Dreamer1215: What other jobs do the captains and deck hands do throughout the year other than the crab season?

Sig: For us, we participate in other activities like salmon charters and cod fishing. The 6—7 months a year that we do participate is enough for us, and we're fortunate to have our free time at home. We've earned it.

Rotorboy: How much crab can fit in the holds, with water?

Sig: The Northwestern can pack around 220,000 pounds of opilio.

Esmentek: Sig, what do you look for in an area that would make it a spot you would set pots?

Sig: I determine where I'm going to fish for the next year as soon as my season is finished. So in other words, I'm preplanning my season from what I saw the season prior, and I think about it all year. There are scientific surveys that are done in the summertime. They help in deciding where you may like to start. But for the most part, it's your gut instinct and if you stick to it, seems to me you always come up a winner.

Jane: Which current captain in the fleet do you respect most?

Sig: If I didn't say myself, I wouldn't be a crab fisherman now, would I? Other than that, there are quite a few captains and they're good at what they do. Everyone has good and bad seasons, but there are some that do consistently well. I think they're all good at what they do,

Travisg: On average, what is the price per king crab caught?

Sig: If we're lucky enough to get close to $5 a pound, and a crab is averaging 8 pounds, that's $40 a crab.

Wildheart84: What is the most rewarding part of crab fishing?

Sig: Filling your boat in record time, and when the last pot is pulled and you're on your way in to unload when you can relax and enjoy the ride in.

Waldo: Hi Sig! How has your life changed after participating in "The Deadliest Catch"?
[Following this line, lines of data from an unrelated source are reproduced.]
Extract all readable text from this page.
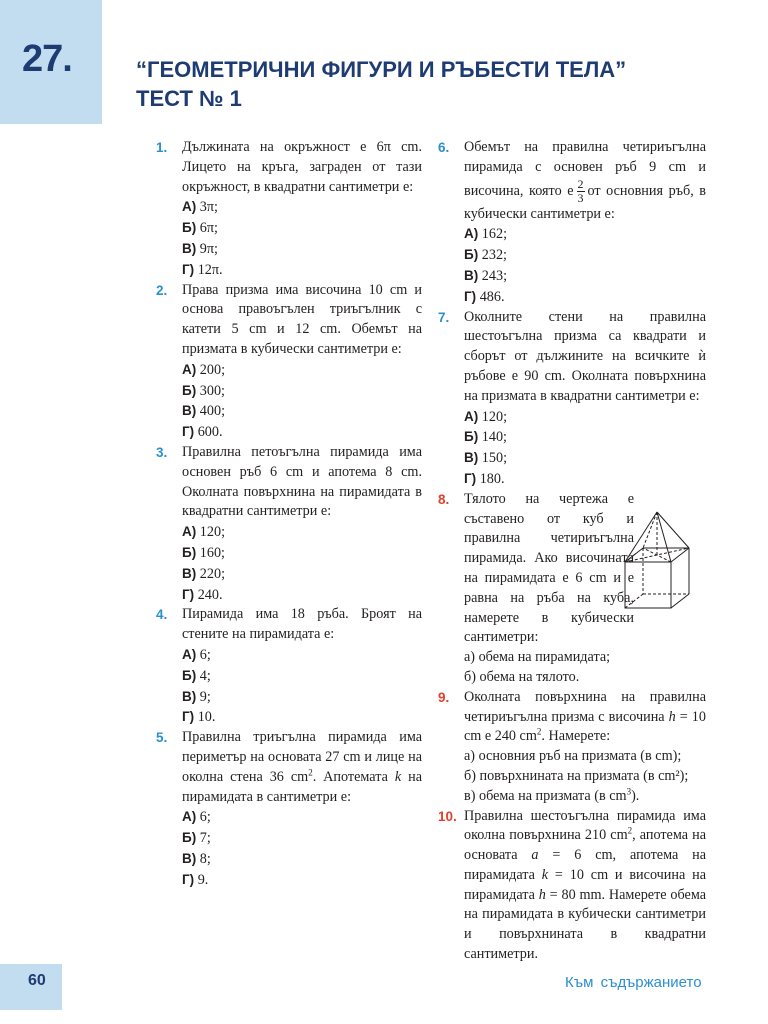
27.	“ГЕОМЕТРИЧНИ ФИГУРИ И РЪБЕСТИ ТЕЛА”
ТЕСТ № 1
1. Дължината на окръжност е 6π cm. Лицето на кръга, заграден от тази окръжност, в квадратни сантиметри е:
А) 3π;
Б) 6π;
В) 9π;
Г) 12π.
2. Права призма има височина 10 cm и основа правоъгълен триъгълник с катети 5 cm и 12 cm. Обемът на призмата в кубически сантиметри е:
А) 200;
Б) 300;
В) 400;
Г) 600.
3. Правилна петоъгълна пирамида има основен ръб 6 cm и апотема 8 cm. Околната повърхнина на пирамидата в квадратни сантиметри е:
А) 120;
Б) 160;
В) 220;
Г) 240.
4. Пирамида има 18 ръба. Броят на стените на пирамидата е:
А) 6;
Б) 4;
В) 9;
Г) 10.
5. Правилна триъгълна пирамида има периметър на основата 27 cm и лице на околна стена 36 $cm^2$. Апотемата k на пирамидата в сантиметри е:
А) 6;
Б) 7;
В) 8;
Г) 9.
6. Обемът на правилна четириъгълна пирамида с основен ръб 9 cm и височина, която е $\frac{2}{3}$ от основния ръб, в кубически сантиметри е:
А) 162;
Б) 232;
В) 243;
Г) 486.
7. Околните стени на правилна шестоъгълна призма са квадрати и сборът от дължините на всичките ѝ ръбове е 90 cm. Околната повърхнина на призмата в квадратни сантиметри е:
А) 120;
Б) 140;
В) 150;
Г) 180.
8. Тялото на чертежа е съставено от куб и правилна четириъгълна пирамида. Ако височината на пирамидата е 6 cm и е равна на ръба на куба, намерете в кубически сантиметри:
а) обема на пирамидата;
б) обема на тялото.
9. Околната повърхнина на правилна четириъгълна призма с височина h = 10 cm е 240 $cm^2$. Намерете:
а) основния ръб на призмата (в cm);
б) повърхнината на призмата (в cm²);
в) обема на призмата (в $cm^3$).
10. Правилна шестоъгълна пирамида има околна повърхнина 210 $cm^2$, апотема на основата a = 6 cm, апотема на пирамидата k = 10 cm и височина на пирамидата h = 80 mm. Намерете обема на пирамидата в кубически сантиметри и повърхнината в квадратни сантиметри.
60	Към съдържанието
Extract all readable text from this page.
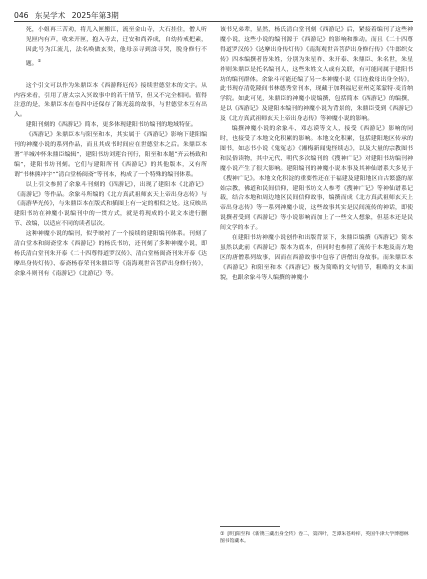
046 东吴学术 2025年第3期

死，小姐再三苦劝，将儿入匣搬江，流至金山寺，大石挂住，僧人听见匣内有声，收来开匣，抱入寺去，迁安和尚养成，自幼持戒把素，因此号为江流儿，法名唤做玄奘，他母亲寻到渰寻哭，脱身修行不题。①

这个引文可以作为朱鼎臣本《西游释厄传》接续世德堂本的文字。从内容来看，引用了唐太宗入冥故事中的若干情节，但又不完全相同。值得注意的是，朱鼎臣本在卷四中还保存了陈光蕊的故事，与世德堂本互有出入。

建阳刊刻的《西游记》简本，更多体现建阳书坊编刊的地域特征。

《西游记》朱鼎臣本与阳至和本，其实属于《西游记》影响下建阳编刊的神魔小说的系列作品，而且其成书时间应在世德堂本之后。朱鼎臣本署“羊城冲怀朱鼎臣编辑”，建阳书坊刘莲台刊行，阳至和本题“齐云杨致和编”，建阳书坊刊刻。它们与建阳所刊《西游记》的其他版本，又有所谓“书林熊冲宇”“清白堂杨闽斋”等刊本，构成了一个特殊的编刊体系。

以上引文参照了余象斗刊刻的《四游记》，出现了建阳本《北游记》《南游记》等作品。余象斗所编的《北方真武祖师玄天上帝出身志传》与《南游华光传》，与朱鼎臣本在版式和插图上有一定的相似之处。这反映出建阳书坊在神魔小说编刊中的一贯方式，就是将现成的小说文本进行删节、改编，以适应不同的读者层次。

这种神魔小说的编刊，似乎映衬了一个接续的建阳编刊体系。刊刻了清白堂本和闽斋堂本《西游记》的杨氏书坊，还刊刻了多种神魔小说，即杨氏清白堂刊朱开泰《二十四尊得道罗汉传》、清白堂杨闽斋刊朱开泰《达摩出身传灯传》、泰斋杨春荣刊朱鼎臣等《南海观世音菩萨出身修行传》，余象斗则刊有《南游记》《北游记》等。

该书兄弟辈，显然，杨氏清白堂刊刻《西游记》后，紧接着编刊了这些神魔小说，这些小说的编刊源于《西游记》的影响和推动。而且《二十四尊得道罗汉传》《达摩出身传灯传》《南海观世音菩萨出身修行传》《牛郎织女传》四本编撰者皆朱姓，分别为朱星祚、朱开泰、朱鼎臣、朱名世，朱星祚则朱鼎臣是托名编刊人，这些朱姓文人或有关联，有可能同属于建阳书坊的编刊群体。余象斗可能还编了另一本神魔小说《目连救母出身全传》，此书现存清乾隆间书林德秀堂刊本，现藏于加利福尼亚州克莱蒙特·麦肯纳学院。如此可见，朱鼎臣的神魔小说编撰，包括简本《西游记》的编撰，是以《西游记》及建阳本编刊的神魔小说为背景的，朱鼎臣受到《西游记》及《北方真武祖师玄天上帝出身志传》等神魔小说的影响。

编撰神魔小说的余象斗、邓志谟等文人，接受《西游记》影响的同时，也接受了本地文化积累的影响。本地文化积累，包括建阳地区传承的图书，如志书小说《鬼冤志》《湘梅新闻鬼怪续志》，以及大量的宗教图书和民俗读物，其中元代、明代多次编刊的《搜神广记》对建阳书坊编刊神魔小说产生了很大影响。建阳编刊的神魔小说本事及其神仙谱系大多见于《搜神广记》。本地文化积淀的重要性还在于福建及建阳地区自古繁盛的原始宗教，佛道和民间信仰，建阳书坊文人参考《搜神广记》等神仙谱系记载，结合本地和周边地区民间信仰故事，编撰而成《北方真武祖师玄天上帝出身志传》等一系列神魔小说，这些故事其实是民间流传的神话，即使说撰者受到《西游记》等小说影响而加上了一些文人想象，但基本还是民间文学的本子。

在建阳书坊神魔小说创作和出版背景下，朱鼎臣编撰《西游记》简本虽然以此前《西游记》版本为底本，但同时也参照了流传于本地及南方地区的唐僧系列故事，因而在西游故事中包容了唐僧出身故事。而朱鼎臣本《西游记》和阳至和本《西游记》极为简略的文句情节，粗略的文本面貌，也跟余象斗等人编撰的神魔小

① [明]阳至和《新镌三藏出身全传》卷二，第四叶，芝潭朱苍岭梓，英国牛津大学博德林图书馆藏本。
Sig: A lot of opportunities have come up for us. It's pretty flattering, really. At the same time, I think all this notoriety will do wonders for our fleet. And it's amazing to me how people will pick you out of a crowd, anywhere. Usually there's a lot of compliments, so that's a good feeling. Put it this way: I was late one morning trying to fly to Alaska, at the end of the security line. One of the security guards grabbed me, said he needed to speak to me, and ushered me through security. When he got me through, he said, "By the way, you're my favorite captain" and shook my hand and sent me on my way. I've got to admit — it's a pretty good feeling.